The Sleep Council conducted a survey of the British populace to determine sleeping habits, with some surprising results. 22% set the alarm on their BlackBerry or mobile phone before slipping under the sheets between 10 and 11, but 40% of couples said they didn’t go to sleep at the same time and a full quarter said they regularly sleep completely separately. This might have something to do with the 1 in 3 who send and receive text messages or emails in bed, or the 1 in 5 who surf the web, listen to music, or play games. 22% charge up their phone before bed compared to only 10% who offer nightly prayers. My only question is how much the 9% of couple who always sleep separately includes the 1% of men who apparently wear a nightie to bed…

BlackBerry overuse lowers productivity?


The CBS Sunday Edition podcast had an episode on the subject of BlackBerry overuse (which you can listen to via iTunes — it is the episode from February 24th) with Carleton University professor Linda Duxbury. They talk about the potential for rude uses like checking email during a meeting or other conversation, and Minister Fadden’s moratorium on at-home BlackBerry use. According to Professor Duxbury, the impulse to obsess over your BlackBerry even while off the clock has actually caused an increase in hours worked per week, from 47 hours to a staggering 71. All in all, it’s a very interesting segment. The BlackBerry portion of the show starts at 4:20.

New treatment for BlackBerry thumb


XtensorThe Xtensor is a new contraption aiming to rehabilitate chronic gamers, golfers and BlackBerry users through the clever use of elastic bands. By extending and retracting fingers, the user works all the forearm muscles related to BlackBerry thumb, and at $39.00, it’s about as cheap as do-it-yourself physiotherapy’s going to get. If you’re looking for some more sporty BlackBerry handwear, you might want to check these out. Thanks Josep!

BlackBerry users: where do you check your email?


Here’s a fun little Friday study coming to us via AOL (thanks, BG) that breaks down just exactly where the BlackBerry nation is checking their emails. To the average user, the list won’t seem illicit, but it does prove that there’s really no place we feel uncomfortable using our BlackBerrys nowadays. I personally check my email while brushing my teeth, but hey, that’s just more uptime, right?

* 59% of Americans check their email in bed
* 53% of Americans have checked their email in the bathroom
* 37% of Americans check their email while they drive
* 43% check email first thing in the morning
* 83% check email while on vacation
* Average users check their email at least 5 times a day

Almost as interesting is the statistic that says that women are more likely to describe themselves as addicted to email than men (16% vs. 13%), and actually spend 15 minutes more per day on email than men. So that’s why they take longer in the bathroom!

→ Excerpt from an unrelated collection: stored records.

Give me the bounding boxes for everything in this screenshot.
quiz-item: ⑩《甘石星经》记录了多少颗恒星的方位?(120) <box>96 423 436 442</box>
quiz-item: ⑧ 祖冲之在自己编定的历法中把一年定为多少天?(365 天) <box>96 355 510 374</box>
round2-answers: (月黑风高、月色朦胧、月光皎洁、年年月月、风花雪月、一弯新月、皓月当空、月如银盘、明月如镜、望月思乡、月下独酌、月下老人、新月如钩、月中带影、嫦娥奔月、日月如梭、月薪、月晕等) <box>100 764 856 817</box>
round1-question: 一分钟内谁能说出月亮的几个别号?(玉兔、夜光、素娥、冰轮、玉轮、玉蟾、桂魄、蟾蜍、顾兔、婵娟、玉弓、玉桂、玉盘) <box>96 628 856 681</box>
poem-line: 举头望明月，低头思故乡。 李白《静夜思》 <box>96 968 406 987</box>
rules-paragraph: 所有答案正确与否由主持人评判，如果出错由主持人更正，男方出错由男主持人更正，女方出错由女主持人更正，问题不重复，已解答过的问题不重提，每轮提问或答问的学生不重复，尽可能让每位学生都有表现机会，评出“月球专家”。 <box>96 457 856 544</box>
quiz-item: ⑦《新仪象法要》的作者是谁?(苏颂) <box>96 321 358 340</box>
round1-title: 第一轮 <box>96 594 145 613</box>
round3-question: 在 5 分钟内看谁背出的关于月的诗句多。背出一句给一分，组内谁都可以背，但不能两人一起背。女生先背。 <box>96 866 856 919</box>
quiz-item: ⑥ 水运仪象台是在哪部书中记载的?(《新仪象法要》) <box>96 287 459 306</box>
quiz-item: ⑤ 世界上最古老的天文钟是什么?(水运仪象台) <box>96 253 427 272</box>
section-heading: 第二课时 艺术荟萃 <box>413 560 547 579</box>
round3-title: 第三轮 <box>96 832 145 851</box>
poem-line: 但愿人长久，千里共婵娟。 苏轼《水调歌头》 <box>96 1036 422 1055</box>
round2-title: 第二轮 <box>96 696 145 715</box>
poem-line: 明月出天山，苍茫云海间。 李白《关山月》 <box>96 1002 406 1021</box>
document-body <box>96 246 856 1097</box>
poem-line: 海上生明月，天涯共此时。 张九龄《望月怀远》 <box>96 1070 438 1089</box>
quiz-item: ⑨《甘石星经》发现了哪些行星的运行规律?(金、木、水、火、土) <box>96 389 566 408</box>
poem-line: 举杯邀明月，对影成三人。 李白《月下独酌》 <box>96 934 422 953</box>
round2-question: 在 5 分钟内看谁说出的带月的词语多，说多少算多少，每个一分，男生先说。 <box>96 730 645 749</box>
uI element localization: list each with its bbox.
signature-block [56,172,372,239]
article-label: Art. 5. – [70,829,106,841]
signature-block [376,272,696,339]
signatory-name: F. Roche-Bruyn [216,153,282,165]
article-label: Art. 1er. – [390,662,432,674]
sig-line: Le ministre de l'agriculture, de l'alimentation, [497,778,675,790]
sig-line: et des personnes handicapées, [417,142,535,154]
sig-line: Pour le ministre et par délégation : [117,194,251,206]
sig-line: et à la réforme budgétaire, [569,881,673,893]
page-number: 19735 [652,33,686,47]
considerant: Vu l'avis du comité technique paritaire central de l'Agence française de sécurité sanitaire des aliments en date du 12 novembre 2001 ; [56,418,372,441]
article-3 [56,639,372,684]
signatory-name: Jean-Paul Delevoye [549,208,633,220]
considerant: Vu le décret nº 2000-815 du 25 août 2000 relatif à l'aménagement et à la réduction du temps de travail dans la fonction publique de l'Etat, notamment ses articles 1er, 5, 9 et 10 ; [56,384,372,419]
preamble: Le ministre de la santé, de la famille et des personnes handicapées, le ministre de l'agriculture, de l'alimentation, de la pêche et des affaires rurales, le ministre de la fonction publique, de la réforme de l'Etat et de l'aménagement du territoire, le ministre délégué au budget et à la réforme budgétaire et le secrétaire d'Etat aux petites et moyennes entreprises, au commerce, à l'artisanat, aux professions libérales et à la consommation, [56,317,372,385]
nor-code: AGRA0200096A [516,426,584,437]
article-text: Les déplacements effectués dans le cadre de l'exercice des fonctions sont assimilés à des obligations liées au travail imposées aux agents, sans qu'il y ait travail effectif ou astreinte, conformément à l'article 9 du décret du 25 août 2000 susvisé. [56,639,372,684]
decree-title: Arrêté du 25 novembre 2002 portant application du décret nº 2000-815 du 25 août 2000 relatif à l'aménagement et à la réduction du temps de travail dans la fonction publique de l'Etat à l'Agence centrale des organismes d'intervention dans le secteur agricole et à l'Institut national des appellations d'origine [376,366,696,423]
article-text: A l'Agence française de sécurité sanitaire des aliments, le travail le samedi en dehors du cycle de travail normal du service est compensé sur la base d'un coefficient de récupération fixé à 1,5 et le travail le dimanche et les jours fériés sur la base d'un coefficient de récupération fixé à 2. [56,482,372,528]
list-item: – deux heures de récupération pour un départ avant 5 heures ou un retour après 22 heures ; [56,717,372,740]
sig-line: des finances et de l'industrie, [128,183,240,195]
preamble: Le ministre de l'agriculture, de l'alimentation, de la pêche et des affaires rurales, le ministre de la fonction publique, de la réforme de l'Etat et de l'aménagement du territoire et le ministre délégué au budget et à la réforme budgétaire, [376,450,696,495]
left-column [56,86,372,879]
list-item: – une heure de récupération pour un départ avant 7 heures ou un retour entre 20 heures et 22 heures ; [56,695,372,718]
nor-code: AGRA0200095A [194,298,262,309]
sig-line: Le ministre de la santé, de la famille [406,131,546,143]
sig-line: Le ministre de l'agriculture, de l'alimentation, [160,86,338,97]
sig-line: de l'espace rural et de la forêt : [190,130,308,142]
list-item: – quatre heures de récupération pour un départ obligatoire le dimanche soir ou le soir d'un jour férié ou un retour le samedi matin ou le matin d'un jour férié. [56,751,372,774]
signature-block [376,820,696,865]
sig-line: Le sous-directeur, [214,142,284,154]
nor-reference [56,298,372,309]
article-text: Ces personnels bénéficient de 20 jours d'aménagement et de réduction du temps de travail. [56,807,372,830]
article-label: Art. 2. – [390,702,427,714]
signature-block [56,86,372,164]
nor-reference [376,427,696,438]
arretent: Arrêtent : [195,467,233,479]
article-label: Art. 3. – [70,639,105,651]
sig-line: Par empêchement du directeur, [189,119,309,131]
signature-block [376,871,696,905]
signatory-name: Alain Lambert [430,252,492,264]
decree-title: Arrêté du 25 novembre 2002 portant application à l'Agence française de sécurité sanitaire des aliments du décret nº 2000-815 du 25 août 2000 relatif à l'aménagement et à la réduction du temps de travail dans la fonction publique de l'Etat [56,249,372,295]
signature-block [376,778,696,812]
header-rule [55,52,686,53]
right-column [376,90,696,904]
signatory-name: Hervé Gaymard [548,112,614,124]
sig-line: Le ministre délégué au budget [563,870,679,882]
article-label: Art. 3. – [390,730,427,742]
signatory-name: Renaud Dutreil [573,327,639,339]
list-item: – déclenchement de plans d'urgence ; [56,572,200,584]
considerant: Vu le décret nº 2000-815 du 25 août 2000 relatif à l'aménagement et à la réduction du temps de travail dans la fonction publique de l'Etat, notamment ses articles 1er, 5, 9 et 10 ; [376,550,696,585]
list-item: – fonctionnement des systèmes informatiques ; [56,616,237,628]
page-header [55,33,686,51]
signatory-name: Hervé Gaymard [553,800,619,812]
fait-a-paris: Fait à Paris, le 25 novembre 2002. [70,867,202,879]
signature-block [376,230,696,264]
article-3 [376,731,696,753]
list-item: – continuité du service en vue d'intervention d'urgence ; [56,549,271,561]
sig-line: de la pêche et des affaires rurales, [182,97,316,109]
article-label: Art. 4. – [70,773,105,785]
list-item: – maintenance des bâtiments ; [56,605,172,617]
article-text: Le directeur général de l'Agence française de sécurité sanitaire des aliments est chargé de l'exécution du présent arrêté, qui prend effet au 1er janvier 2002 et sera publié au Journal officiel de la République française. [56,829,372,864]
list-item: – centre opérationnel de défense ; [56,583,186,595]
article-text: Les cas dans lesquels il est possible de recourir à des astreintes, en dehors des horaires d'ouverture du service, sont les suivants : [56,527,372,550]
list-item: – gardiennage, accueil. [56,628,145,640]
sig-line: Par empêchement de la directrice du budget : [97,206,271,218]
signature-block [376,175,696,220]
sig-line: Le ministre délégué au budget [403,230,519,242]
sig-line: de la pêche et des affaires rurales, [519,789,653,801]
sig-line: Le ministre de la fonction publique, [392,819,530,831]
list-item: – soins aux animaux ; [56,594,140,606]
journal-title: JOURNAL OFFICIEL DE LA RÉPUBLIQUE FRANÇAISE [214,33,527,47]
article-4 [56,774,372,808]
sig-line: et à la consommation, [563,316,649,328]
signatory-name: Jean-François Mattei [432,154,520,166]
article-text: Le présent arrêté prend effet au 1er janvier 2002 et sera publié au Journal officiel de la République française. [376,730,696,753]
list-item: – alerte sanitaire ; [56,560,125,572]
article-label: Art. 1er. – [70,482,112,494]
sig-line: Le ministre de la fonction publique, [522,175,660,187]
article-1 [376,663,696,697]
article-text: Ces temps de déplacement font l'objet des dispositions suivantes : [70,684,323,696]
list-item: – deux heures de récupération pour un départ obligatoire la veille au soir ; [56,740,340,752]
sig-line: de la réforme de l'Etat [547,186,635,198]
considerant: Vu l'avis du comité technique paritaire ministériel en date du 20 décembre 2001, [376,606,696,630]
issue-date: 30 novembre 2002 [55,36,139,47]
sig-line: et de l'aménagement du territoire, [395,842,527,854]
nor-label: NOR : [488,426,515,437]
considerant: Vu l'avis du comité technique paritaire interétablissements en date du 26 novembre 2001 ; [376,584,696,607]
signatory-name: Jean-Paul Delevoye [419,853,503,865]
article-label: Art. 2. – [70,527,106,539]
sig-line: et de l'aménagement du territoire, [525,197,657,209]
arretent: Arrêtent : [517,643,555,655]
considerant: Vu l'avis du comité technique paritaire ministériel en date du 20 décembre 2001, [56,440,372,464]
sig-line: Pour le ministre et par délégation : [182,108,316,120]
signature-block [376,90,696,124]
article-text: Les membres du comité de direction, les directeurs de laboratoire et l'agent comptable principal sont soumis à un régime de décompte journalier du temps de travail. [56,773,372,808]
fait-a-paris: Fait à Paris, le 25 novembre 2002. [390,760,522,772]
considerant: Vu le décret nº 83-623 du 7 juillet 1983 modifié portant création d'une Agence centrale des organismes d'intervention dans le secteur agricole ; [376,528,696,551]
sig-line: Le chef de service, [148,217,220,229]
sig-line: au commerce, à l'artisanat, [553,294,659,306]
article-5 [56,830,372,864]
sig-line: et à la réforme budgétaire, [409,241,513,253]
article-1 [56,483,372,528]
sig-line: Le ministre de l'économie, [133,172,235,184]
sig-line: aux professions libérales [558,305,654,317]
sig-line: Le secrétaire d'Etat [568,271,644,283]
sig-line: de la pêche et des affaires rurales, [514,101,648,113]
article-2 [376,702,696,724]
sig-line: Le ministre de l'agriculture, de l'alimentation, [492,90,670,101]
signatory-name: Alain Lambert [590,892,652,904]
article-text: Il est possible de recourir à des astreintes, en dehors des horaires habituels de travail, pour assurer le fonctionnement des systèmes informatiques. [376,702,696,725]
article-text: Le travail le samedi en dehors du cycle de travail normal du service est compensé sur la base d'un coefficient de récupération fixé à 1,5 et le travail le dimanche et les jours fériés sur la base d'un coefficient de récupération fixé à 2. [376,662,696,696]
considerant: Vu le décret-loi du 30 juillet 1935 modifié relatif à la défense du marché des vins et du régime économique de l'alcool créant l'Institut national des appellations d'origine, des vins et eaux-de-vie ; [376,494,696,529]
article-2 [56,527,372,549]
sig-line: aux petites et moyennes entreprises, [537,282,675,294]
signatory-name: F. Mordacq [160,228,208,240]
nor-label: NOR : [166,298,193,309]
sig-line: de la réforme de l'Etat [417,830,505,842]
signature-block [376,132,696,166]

Check out the 10 most email-addicted cities in the US.

RIM gets high-tech, uses LEGOs


LEGO Machine

Here’s a little fun Friday goodness for you. We were tipped off to an article today about Matthias Wandel, an engineer at RIM who came up with an inventive low-tech solution to a high-tech problem back in the day.

It seems as though Matthias was testing the 900MHz reception of the old RIM 950 (we’re talking pre-BlackBerry here, folks), which varies by angle and orientation. The Solution? Build a LEGO machine to do the work for you.